Chanter juste c'est être capable de transformer en son réel un son mental mémorisé d'après un code musical défini et acquis. Ce processus comporte trois phases :

  • Entendre : Il est très rare que l'audition soit déficiente. La technique d'apprentissage et la technique vocale sont les causes les plus fréquentes. Entendre juste, c'est d'abord être capable de se concentrer pour écouter juste. Un certain nombre de paramètres comptent dans cette phase. Le timbre de l'instrument (il est plus facile de reproduire une note jouée sur un piano que sur un xylophone), la hauteur absolue (dans un premier temps, il faut éviter que le chanteur ait à octavier).

  • Analyser : C'est d'abord travailler sa mémoire musicale. Le cortex stocke une infinité de sons qu'il organise ensuite en langage. A l'écoute d'un son, il le compare à sa bibliothèque sonore. En fonction de la demande, il envoie ensuite un signal au larynx (reproduire le même son, chanter à la tierce…)

  • Émettre : Cette troisième phase est dépendante de la technique vocale du chanteur.

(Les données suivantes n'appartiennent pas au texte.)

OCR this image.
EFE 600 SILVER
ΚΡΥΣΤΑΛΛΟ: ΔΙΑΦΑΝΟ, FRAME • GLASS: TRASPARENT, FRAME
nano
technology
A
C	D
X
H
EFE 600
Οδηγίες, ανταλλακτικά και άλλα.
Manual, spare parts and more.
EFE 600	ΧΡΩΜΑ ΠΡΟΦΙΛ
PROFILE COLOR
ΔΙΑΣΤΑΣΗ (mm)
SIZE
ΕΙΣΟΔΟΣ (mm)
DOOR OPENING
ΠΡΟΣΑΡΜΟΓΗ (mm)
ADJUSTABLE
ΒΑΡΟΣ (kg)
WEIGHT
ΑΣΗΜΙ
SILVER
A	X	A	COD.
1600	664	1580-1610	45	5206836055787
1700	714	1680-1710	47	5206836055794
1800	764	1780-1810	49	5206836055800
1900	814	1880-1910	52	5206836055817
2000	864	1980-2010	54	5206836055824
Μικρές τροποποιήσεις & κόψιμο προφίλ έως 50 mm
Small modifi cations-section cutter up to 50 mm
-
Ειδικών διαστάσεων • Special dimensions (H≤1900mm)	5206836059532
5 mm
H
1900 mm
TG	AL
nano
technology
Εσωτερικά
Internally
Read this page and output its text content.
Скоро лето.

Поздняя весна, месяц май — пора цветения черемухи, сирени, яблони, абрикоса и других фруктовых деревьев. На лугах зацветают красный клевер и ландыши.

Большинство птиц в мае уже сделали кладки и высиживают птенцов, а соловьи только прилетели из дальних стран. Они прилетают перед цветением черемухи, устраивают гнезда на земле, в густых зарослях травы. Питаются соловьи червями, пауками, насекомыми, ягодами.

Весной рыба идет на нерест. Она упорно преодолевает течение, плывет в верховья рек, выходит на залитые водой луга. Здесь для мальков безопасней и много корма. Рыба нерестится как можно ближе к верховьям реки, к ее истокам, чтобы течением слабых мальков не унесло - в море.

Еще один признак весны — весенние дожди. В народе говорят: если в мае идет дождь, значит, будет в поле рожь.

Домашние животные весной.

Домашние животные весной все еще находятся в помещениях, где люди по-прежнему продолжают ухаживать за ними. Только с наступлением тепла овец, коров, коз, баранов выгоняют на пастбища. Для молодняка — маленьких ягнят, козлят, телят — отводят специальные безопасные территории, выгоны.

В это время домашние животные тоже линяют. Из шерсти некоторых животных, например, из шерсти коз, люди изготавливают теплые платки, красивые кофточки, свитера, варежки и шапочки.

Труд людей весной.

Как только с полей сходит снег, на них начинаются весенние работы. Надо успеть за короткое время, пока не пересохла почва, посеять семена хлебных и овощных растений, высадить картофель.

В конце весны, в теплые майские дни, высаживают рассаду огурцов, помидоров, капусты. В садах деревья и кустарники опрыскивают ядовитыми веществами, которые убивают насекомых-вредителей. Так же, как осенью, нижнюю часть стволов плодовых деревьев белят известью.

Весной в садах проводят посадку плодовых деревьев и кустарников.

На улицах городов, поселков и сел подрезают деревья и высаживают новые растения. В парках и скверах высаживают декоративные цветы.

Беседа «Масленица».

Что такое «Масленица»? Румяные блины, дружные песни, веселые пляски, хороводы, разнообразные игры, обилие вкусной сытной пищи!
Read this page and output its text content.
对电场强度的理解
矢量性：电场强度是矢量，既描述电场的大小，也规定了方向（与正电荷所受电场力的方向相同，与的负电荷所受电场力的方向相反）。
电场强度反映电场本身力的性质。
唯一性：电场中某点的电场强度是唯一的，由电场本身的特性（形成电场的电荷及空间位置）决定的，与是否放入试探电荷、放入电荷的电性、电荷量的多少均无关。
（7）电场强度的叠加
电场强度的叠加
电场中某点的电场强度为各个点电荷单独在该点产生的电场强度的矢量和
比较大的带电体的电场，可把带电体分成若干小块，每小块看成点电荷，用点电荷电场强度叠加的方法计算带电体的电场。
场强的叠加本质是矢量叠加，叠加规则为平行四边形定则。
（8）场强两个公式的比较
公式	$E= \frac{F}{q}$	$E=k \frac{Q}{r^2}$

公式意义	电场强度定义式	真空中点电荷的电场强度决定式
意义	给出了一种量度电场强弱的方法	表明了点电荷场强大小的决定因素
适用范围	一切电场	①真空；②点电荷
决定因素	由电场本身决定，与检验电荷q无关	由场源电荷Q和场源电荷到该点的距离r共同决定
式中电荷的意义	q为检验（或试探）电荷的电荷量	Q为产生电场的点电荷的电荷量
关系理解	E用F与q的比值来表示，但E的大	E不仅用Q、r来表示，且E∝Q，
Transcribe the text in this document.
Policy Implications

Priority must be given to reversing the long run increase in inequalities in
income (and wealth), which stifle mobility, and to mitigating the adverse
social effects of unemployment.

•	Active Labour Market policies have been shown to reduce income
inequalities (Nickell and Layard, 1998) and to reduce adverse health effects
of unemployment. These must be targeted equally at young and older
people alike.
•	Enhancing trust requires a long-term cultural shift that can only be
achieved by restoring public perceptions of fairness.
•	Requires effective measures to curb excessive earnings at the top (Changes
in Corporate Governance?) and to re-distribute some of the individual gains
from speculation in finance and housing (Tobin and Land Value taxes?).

La demande formulée au larynx est la bonne, mais le geste mal réalisé produit une intonation incertaine.

Comment s'y prendre ?

On peut constater à la lumière de cette description deux types de problèmes. Le premier est un problème d'éducation, qu'on corrige par des exercices de différenciation sonore (apprendre à reconnaÎtre un son, seul, puis dans un accord, distinguer plus aigu-plus grave etc). Le second est plutôt un problème d'émission vocale, qui peut toucher des chanteurs aguerris et qui se règle par le travail technique. Chez les chanteurs les moins expérimentés, ces deux problèmes se cumulent quelquefois.

Chanter juste, ce n'est pas si difficile !

Cette remarque peut vous paraÎtre provocatrice : elle ne l'est pas. Les chanteurs ayant des problèmes de justesse manquent d'habitude ou de maÎtrise du geste vocal. Une pratique vocale bien encadrée permet de se débarrasser des inhibitions liées au chant, et de résoudre les problèmes techniques, sources d'imprécisions de la hauteur des sons. Après quelques mois de travail, il est possible de constater une amélioration tangible.